People with disabilities are the greatest untapped resource on the planet

Mike Hess – Founder & Executive Director, Blind Institute of Technology (BIT), Denver, Colorado

Feature | 27 October 2020
After a long career in the IT sector, Mike Hess wanted to help other persons with disabilities have the opportunity to achieve success based on their skills and expertise. ILO Photos/ John Isaac
“We are truly the greatest untapped resource on the planet” says Mike Hess, Executive Director and founder of the Blind Institute of Technology (BIT).

You can immediately sense the passion and energy Mike brings to the conversation when he talks about his goal for his Colorado based non-profit. Mike is committed to convince Fortune 1000 companies that persons with disabilities are a good investment for their company. 

“We are committed to reducing the high unemployment rate among skilled blind and visually impaired IT and tech professionals” said Mike. And for him, it all starts with changing the perceptions of potential employers.

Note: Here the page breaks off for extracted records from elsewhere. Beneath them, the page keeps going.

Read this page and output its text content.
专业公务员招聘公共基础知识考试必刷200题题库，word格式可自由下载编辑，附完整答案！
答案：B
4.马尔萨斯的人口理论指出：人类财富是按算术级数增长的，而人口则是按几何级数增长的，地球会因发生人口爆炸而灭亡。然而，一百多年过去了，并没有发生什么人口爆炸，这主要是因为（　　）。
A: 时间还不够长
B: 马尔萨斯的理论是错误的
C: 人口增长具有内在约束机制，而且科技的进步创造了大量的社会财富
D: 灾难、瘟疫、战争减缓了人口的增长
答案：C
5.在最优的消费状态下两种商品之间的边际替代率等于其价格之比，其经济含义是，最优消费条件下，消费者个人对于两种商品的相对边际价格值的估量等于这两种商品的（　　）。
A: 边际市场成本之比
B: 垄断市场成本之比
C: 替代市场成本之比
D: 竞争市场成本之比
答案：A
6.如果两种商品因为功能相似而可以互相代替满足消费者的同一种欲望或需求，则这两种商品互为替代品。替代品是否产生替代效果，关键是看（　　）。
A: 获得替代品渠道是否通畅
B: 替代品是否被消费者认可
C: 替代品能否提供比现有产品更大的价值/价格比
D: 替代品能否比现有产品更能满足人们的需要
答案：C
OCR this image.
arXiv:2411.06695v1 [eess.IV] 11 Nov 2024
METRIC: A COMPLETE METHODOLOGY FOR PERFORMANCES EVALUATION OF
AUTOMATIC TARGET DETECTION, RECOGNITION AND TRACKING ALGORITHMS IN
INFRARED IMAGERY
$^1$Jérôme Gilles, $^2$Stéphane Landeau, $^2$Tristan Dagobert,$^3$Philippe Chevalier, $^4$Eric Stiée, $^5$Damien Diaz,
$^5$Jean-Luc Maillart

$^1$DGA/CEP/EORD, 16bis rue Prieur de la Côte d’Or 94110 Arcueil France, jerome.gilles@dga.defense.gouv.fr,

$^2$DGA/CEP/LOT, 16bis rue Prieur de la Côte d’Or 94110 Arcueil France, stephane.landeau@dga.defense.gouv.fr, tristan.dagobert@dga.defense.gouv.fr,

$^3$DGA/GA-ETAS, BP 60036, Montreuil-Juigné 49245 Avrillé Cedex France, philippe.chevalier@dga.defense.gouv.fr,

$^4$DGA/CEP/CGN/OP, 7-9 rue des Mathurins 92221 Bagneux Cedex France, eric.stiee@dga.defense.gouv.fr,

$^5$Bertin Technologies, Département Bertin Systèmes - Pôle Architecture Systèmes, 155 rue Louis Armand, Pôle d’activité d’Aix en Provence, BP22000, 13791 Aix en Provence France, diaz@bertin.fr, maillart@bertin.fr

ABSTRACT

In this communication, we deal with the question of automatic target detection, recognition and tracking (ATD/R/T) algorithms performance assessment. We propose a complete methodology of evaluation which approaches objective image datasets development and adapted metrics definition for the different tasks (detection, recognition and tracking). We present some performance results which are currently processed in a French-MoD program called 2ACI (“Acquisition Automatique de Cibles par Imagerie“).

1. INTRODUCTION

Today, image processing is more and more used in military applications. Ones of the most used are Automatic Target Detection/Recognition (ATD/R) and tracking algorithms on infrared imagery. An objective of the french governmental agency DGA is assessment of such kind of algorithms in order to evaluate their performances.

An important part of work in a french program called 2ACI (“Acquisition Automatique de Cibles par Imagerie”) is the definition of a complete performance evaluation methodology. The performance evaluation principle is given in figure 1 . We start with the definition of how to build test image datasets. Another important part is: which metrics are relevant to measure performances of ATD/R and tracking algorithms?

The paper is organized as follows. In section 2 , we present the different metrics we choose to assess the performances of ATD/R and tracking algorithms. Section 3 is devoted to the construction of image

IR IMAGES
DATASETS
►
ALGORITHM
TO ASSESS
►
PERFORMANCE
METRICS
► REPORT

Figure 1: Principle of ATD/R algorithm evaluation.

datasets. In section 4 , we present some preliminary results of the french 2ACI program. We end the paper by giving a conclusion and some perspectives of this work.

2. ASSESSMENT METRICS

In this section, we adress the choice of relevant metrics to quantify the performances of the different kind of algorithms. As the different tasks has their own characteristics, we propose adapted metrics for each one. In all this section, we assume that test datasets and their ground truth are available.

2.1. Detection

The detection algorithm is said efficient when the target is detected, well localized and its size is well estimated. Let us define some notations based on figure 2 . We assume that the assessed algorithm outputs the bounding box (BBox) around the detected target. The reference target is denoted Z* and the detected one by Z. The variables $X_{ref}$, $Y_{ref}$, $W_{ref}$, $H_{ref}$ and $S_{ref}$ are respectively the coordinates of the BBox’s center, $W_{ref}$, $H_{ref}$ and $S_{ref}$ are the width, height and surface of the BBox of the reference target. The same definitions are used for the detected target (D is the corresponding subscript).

“When I talk about people with disabilities, I prefer the term ‘corporate ready individuals’ says Mike. “They are the perfect candidates for what I call ‘desk jockey’ type jobs. Today’s technology is so accessible, it’s a seamless interface. And people with disabilities are extremely productive and extremely loyal employees.”

Legally blind since first grade, Mike eventually lost his sight altogether. Instead of placing Mike in a school for the blind, his mother was determined to keep him in the public school system. Mike used the low-vision technologies available at the time, as well as learning how to walk with a cane and read braille.

Immediately after college he married his wife, Natalie, adopted her two daughters and added to the family with the addition of his son, Maddox. Mike says his loss of his vision is an inconvenience, nothing more. He has competed in martial arts, is a snow and water skier, a mountain climber and pursued a 20-year career in the tech industry.

Early on Mike realised there were tremendous opportunities for gainful employment for persons with disabilities. He spoke about how the Americans with Disability Act (ADA), a landmark civil rights legislation, helped facilitate more persons with disabilities into the workforce. This includes access ramps to buildings, braille in elevators and accessibility technology built into popular operating systems.

“I'm a free market guy,” Mike said, and “when it comes to success it has got to be success in the free market. It's tougher and tougher for the big companies to find talent and they often struggle with meeting diversity goals which are actually part of their strategy to improve their organization.”

Mike lays out his “billion dollar” idea that demonstrates how businesses and the economy benefits from talented people who find dignity through work using their expertise. ILO Photos/ John Isaac
Mike believes he is on that cutting edge and hopes to “place hundreds of people every year.” He is convinced that “the medium is going to be through technology and that's why I believe the future of work is headed.”

Mike is committed to changing that. In the past five years, BIT has placed more than 100 people with disabilities around the country. “They’ve got the skills. The median wage is more than thirty dollars an hour.”

Mike says his “job is to go out there, kick in doors and let employers know just how easy it is to seamlessly integrate people with disabilities and add value to the bottom line and the corporate culture.”

For employers, the technology makes the business case persuasive. “Some blind people can listen to their screen readers at 300 words a minute. That is faster that a sighted person can consume the same amount of data, looking at a screen” says Mike.

The value proposition is even stronger because of the low cost. “Accessible technology is innate within both Apple’s and Google’s operating systems. Microsoft is finally building a free version. There low or no cost to most of this.”

The technology is the “how” says Mike. But the quality of the workers is the “why.” “When you hire someone with a disability, you are getting a very productive employee who is also a very loyal employee” he says. “It’s tougher and tougher to find talent. People with disabilities don’t hop from job to job.”

Mike goes further making his case for hiring persons with disabilities with an ambitious plan called the “Billion Dollar Initiative”.

“A blind person over their working lifetime in the United States will consume about a million dollars in public assistance. This means Social Security Disability Benefits, food stamps, Section 8 housing – this is about a million dollars. If we get a thousand people with disabilities off that system and they are then contributing back into the system. In real terms, that is a billion dollars saved in public assistance and nearly one-hundred million of earned income generated every year through employment.”

For Mike, his ambition is to bring this approach to empowering people and their communities to developing countries where persons with disabilities are often mired in poverty, not only due to the lack of employment but due to the absence of social services.

To start breaking down some of the walls and stigmas about hiring people with disabilities, employers should look in their own backyards, says Mike. “You don’t hire a person with a disability because it’s a feel-good story. You hire them because they are going to work twice as hard and they are not going to job-hop. You hire them because they are going to deliver."